Chapter 3 – Confidentiality practices

Area suppression for income characteristic data

Area suppression is used to replace all income characteristic data with an 'x' for geographic areas with populations and/or number of households below a specific threshold.

If an NHS tabulation contains quantitative income data (e.g., total income, wages), qualitative data based on income concepts (e.g., low income before tax status) or derived data based on quantitative income variables (e.g., indexes) for individuals, families or households, then the following rule applies: income characteristic data are replaced with an 'x' for areas where the population is less than 250 or where the number of private households is less than 40. The private household threshold does not apply for tabulations based on place of work geographies.

Confidentiality adjustment for place of work estimates

The place of work estimates for dissemination blocks are available on a custom basis. These estimates will be adjusted to reinforce the confidential nature of the data. In fact, all dissemination block estimates for employed labour force having a usual place of work or worked at home will be rounded to a base of 5. This adjustment, however, will be controlled. That is, aggregates (totals) of the adjusted population estimates for dissemination areas will always be within 5 of the actual values.

Confidentiality adjustment for daytime population estimates

Daytime population estimates will be determined by taking the population living in a specific area, adding in the workers who live elsewhere and commute into the area, and subtracting the workers who live in the area and commute out of the area. The number of workers will be based on persons in the employed labour force having a usual place of work or worked at home. Daytime population estimates will be adjusted to reinforce the confidential nature of the data by controlled rounding of the estimates to a base of 5.

Preventing disclosure

Prevention of direct or residual disclosure must also be addressed when determining product content. When assessing the potential for disclosure, a number of factors must be considered. The detail of individual variables, cross-classification of variables and the geographic level of the data will all contribute to the risk. For example, there may be no risk in producing households by number of rooms in the dwelling and detailed groupings of dwelling value showing various characteristics of the household members for large geographic areas. However, the risk of disclosure would increase for the lower levels of geography.

The most common method used for preventing disclosure is defining content that is appropriate for a given geographic level. Increasing population thresholds or applying manual suppression as needed are other methods that can be employed. Since these are typically product-specific requirements, they are not part of the automated suppression systems.

Census of Agriculture tabulations

Census of Agriculture and National Household Survey (NHS) data are matched using geographic information and the characteristics of farm operators (i.e., age and sex). Match rates are about 95% and weighting is performed to account for non-matches. Data are available for all members of households where a farm operator resides.

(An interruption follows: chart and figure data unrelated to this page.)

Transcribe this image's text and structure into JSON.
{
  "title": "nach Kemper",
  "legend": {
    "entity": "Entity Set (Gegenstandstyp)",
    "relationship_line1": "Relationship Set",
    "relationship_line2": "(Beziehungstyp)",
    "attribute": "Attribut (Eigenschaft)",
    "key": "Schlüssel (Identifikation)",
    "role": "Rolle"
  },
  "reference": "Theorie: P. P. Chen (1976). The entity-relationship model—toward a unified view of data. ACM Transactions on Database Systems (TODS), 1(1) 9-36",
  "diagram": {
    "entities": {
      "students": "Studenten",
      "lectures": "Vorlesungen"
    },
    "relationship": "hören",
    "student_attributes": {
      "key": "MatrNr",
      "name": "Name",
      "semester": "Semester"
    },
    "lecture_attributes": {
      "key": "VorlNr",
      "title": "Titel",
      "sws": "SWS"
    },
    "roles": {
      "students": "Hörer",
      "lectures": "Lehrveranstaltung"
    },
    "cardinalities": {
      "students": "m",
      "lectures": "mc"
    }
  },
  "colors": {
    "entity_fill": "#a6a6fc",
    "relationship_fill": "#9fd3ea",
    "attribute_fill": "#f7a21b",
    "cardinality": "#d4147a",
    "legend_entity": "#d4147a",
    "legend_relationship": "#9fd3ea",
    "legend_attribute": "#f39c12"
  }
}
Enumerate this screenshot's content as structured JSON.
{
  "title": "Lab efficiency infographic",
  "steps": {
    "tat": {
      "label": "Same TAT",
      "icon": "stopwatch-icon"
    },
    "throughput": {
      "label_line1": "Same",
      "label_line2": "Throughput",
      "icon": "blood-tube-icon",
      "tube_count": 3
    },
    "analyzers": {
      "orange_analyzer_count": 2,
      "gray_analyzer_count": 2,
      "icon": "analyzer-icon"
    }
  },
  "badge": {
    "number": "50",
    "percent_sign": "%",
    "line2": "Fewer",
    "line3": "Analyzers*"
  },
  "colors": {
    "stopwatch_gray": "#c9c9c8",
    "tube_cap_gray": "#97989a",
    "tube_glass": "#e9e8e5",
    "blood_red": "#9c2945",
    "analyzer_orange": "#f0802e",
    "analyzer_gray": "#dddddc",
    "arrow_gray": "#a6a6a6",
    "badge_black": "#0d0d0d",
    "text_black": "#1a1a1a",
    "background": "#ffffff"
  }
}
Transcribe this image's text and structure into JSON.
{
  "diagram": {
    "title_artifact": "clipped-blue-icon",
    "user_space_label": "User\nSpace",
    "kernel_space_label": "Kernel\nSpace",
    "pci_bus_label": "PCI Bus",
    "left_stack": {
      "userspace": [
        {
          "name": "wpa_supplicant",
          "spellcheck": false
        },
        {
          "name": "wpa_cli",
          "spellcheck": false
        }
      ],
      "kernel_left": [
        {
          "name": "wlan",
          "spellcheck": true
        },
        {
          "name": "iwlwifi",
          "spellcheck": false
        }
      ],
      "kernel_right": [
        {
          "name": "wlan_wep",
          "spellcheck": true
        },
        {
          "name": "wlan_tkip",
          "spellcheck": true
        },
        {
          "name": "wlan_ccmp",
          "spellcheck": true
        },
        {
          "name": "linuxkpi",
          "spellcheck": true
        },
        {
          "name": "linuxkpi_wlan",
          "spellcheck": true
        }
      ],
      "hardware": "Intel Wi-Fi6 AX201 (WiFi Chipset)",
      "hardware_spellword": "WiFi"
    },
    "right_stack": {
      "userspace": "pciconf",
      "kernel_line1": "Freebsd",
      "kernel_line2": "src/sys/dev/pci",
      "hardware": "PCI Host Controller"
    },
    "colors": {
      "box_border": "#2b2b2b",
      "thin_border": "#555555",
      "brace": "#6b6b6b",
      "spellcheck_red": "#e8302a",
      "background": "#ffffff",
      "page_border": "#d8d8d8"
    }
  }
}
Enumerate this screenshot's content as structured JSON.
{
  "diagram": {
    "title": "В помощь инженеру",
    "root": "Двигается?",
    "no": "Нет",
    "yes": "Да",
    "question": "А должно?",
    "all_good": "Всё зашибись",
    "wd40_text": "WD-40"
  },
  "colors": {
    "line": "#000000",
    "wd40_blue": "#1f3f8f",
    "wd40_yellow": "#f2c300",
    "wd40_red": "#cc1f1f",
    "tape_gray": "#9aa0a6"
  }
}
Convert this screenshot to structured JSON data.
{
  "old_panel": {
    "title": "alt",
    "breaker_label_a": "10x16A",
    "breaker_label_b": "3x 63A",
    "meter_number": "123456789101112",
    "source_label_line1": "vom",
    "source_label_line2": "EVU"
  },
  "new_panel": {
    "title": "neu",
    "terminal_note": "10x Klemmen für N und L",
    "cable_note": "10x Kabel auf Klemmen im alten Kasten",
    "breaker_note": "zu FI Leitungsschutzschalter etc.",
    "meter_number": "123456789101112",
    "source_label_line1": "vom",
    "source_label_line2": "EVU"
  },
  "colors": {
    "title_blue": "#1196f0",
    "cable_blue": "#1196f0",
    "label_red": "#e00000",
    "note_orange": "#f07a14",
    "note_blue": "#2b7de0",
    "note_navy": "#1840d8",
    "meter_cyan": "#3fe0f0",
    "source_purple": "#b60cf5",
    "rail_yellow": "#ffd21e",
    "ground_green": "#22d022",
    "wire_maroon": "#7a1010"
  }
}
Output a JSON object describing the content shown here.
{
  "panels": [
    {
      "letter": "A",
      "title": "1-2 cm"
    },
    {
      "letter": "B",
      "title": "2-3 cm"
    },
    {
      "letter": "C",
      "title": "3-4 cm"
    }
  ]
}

Census of Agriculture data include farm type, farm sales, area of crops and numbers of livestock while the NHS provides socioeconomic data, including education, income and occupation of families and household members. Pre-planned standard products are produced at the province level only.

Custom products are available at provincial levels. The data are random-rounded and low-bounded to ensure confidentiality. Suppressions are done manually if cells are below a specified size.

All verification of tables is done internally by Census of Agriculture staff.

Public Use Microdata Files (PUMFs)

The 2011 NHS PUMF products will consist of two microdata files: the individual file and the hierarchical file. The individual file will contain records from approximately 3% of the Canadian population and the hierarchical file will contain records from 1% of the population in private households.

Microdata files are unique among NHS products in that they give users access to non-aggregated data. This makes PUMF a powerful research tool. The files contain a large number of variables. Users can group and manipulate these variables to suit their own data and research requirements. Tabulations not included in other NHS products can be created, or relationships between variables can be analyzed using various analytical tools.

The NHS Public Use Microdata Files (PUMFs) provide quick access to a comprehensive social and economic database about Canada and its people. They consist of samples of anonymous responses to the NHS questionnaire (Forms N1, N2). The PUMFs contain statistical information about Canadians, the families and households to which they belong and the dwellings in which they live and allow researchers to study the relationships between these universes.

Statistics Canada has to protect the confidential information that it collects. Owing to the very nature of a microdata file, various measures are taken to fulfil this commitment. The Microdata Release Committee reviews all requests for release of microdata.

Data for small geographic areas will not be available in these files. The user will find information only for selected census metropolitan areas, the provinces and the territories. Variable data is aggregated to preserve confidentiality while providing as much detail as possible to maintain the analytical value of the file. Some of the values of sensitive variables are suppressed because their combination could be used to identify a person, a family or a household. Also, all quantitative dollar value variables are subjected to random rounding and are top and bottom coded.